L'Internet et les considérations éthiques
Le monde a vécu une série de révolutions dans le domaine des communications. Chacune d’elles a accéléré le rythme et élargi la portée de nos échanges. Et chacune d’elles a créé de nouveaux problèmes éthiques pour les usager.ere.s et les sociétés.
La première révolution dans la technologie des communications (à part l’invention initiale de l’écriture) a été l’invention de l’imprimerie par Gutenberg vers 1450. Avant la presse à imprimer, les êtres humains communiquaient de façon orale ou bien – pour la minorité qui savait lire et écrire – en s’attelant à la tâche laborieuse d’écrire des missives et de les faire livrer à leur récipiendaire. Étant donné que les mots ne voyageaient pas très loin, la société ne se préoccupait guère de l’aspect éthique de ce qui était dit et écrit, tant que cela respectait les croyances religieuses établies.
La presse à imprimer a changé la donne en permettant la création de milliers d’exemplaires de messages et leur distribution vaste et anonyme. Propulsée par une alphabétisation croissante, cette invention a élargi la portée des propos. Soudain, un message pouvait causer des dommages graves et étendus. L’éthique et le droit ont été appelés en renfort. Les pays ont adopté des lois interdisant les propos séditieux ou hérétiques ainsi que des lois sur la diffamation pour contrer les faussetés qui nuisaient à des réputations. Les messages haineux ont fini par être interdits. Et notre droit actuel reflète ces préoccupations éthiques.
La dernière décennie du vingtième siècle a vu émerger une deuxième révolution dans les communications : les communications numériques. Si l’imprimerie a amplifié la portée des mots, la révolution numérique l’a fait à une échelle monstre. Elle a permis à tous d’envoyer un message n’importe où dans le monde, à un auditoire vaste et inconnu et ce, de manière anonyme et sans contraintes. Cela a marqué une grande avancée dans l’aptitude des êtres humains à communiquer, ce qui est positif en théorie.

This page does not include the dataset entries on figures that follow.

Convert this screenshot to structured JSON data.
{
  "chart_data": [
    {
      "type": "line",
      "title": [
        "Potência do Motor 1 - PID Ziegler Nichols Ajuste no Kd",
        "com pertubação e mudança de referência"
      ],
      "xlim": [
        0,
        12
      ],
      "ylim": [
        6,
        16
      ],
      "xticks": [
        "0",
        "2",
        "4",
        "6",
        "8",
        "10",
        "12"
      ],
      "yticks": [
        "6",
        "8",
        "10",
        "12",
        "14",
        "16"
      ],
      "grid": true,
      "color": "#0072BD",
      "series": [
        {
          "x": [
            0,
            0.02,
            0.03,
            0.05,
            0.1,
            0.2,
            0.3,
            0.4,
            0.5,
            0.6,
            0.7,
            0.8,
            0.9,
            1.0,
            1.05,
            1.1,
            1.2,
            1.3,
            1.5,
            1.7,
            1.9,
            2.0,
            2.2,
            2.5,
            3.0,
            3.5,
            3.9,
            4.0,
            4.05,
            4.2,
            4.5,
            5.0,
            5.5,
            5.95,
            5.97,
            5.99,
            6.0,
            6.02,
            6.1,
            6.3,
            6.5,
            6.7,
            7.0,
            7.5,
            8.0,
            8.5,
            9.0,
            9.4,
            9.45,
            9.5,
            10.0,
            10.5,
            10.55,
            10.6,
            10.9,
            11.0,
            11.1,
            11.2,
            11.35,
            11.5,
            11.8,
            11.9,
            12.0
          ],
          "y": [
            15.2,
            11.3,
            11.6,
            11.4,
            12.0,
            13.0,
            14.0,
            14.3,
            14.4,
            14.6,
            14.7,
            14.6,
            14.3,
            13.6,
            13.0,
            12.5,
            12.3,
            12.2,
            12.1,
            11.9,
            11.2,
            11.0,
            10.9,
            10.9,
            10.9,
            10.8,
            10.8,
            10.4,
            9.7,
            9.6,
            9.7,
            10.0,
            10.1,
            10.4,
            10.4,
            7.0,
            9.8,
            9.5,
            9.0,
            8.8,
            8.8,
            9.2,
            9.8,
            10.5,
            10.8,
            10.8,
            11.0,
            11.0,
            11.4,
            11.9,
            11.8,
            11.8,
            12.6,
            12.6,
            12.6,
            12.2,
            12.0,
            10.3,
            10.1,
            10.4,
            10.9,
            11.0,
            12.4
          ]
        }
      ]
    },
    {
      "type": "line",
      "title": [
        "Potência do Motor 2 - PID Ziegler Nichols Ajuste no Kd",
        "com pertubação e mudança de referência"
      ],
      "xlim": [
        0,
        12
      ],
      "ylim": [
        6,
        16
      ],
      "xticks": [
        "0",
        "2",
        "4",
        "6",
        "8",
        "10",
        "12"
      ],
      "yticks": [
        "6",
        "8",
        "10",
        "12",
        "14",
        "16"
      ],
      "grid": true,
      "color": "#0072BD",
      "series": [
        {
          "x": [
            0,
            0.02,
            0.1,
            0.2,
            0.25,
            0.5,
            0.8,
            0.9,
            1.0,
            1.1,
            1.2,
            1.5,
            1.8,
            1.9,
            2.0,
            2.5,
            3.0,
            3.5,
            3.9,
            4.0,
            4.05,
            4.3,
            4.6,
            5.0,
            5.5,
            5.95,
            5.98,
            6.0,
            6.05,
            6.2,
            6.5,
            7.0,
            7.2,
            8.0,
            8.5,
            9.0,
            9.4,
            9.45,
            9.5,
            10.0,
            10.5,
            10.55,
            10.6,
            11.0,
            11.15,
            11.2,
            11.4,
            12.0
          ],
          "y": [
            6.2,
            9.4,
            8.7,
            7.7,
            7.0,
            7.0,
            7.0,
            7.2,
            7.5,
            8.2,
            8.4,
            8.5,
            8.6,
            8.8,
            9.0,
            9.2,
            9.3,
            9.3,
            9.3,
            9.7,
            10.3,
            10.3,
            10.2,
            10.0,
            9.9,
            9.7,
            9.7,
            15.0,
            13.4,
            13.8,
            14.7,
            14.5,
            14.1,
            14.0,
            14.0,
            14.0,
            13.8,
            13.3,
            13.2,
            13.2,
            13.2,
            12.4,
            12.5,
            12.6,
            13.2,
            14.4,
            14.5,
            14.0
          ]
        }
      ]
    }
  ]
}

La révolution numérique a néanmoins un côté funeste. Elle amplifie non seulement les propos édifiants, mais également les propos nuisibles tels que les propos haineux, le racisme, la pornographie, le harcèlement et la désinformation capables de déformer les processus politiques. L’effet de silo (la tendance des utilisateur.trice.s à se cantonner aux sites Web qui représentent leurs propres croyances et opinions) a aggravé davantage les conséquences négatives et a fait de théories conspirationnistes des messages viraux. Au lieu d’évoluer parmi des points de vue divers, les habitants de l’âge numérique s’enfoncent dans leurs croyances. Si on parlait anciennement de la quête de la vérité, la quête dorénavant – pour de nombreux internautes – se résume à chercher ce qu’on veut entendre.
La face sombre de la révolution numérique soulève une pléthore de nouvelles inquiétudes éthiques, des inquiétudes avec lesquelles il est plus difficile de composer qu’avec celles qu’on associe à l’invention de l’imprimerie. Les plateformes numériques fonctionnent largement hors de la portée de la loi; elles obéissent non à des considérations éthiques mais à des algorithmes conçus pour maximiser les revenus de publicité peu importe le contenu des messages diffusés. Même si les plateformes voulaient éradiquer les maux liés à l’Internet, le défi est immense vu le volume de la diffusion et le fait que des propos problématiques peuvent être largement diffusés avant d’être retirés. Sans compter les risques de censure et de violation de la liberté d’expression.
Les implications éthiques de la révolution numérique sont énormes et complexes. Les pays du monde entier, y compris le Canada, cherchent des moyens d’encadrer les plateformes. Certains pays, comme l’Allemagne, ont adopté des lois de retrait forçant les plateformes à retirer les messages offensants. En mettant de côté le spectre de la censure étatique (qui soulève des questions éthiques en soi) d’aucuns remettent en question l’efficacité de cette approche; comment précisément une politique de retrait peut-elle être surveillée et mise en œuvre dans notre monde aux milliards de messages ?
Une approche différente (recommandée par un rapport récent du Forum des politiques publiques) serait une approche systémique qui aurait pour but d’accroître la transparence dans la transmission des messages par les plateformes et leurs algorithmes et d’augmenter le pouvoir des utilisateur.trice.s par l’éducation et la sensibilisation. L’espoir est qu’une approche systémique, alliée à l’application des lois existantes contre les discours offensants par l’État, et davantage de politiques proactives par les plateformes, pourraient donner de bons résultats afin de relever les défis posés par la révolution numérique.
Nous faisons bien de nous intéresser aux implications éthiques de l’ère numérique. Et nous devons trouver des solutions aux problèmes actuels.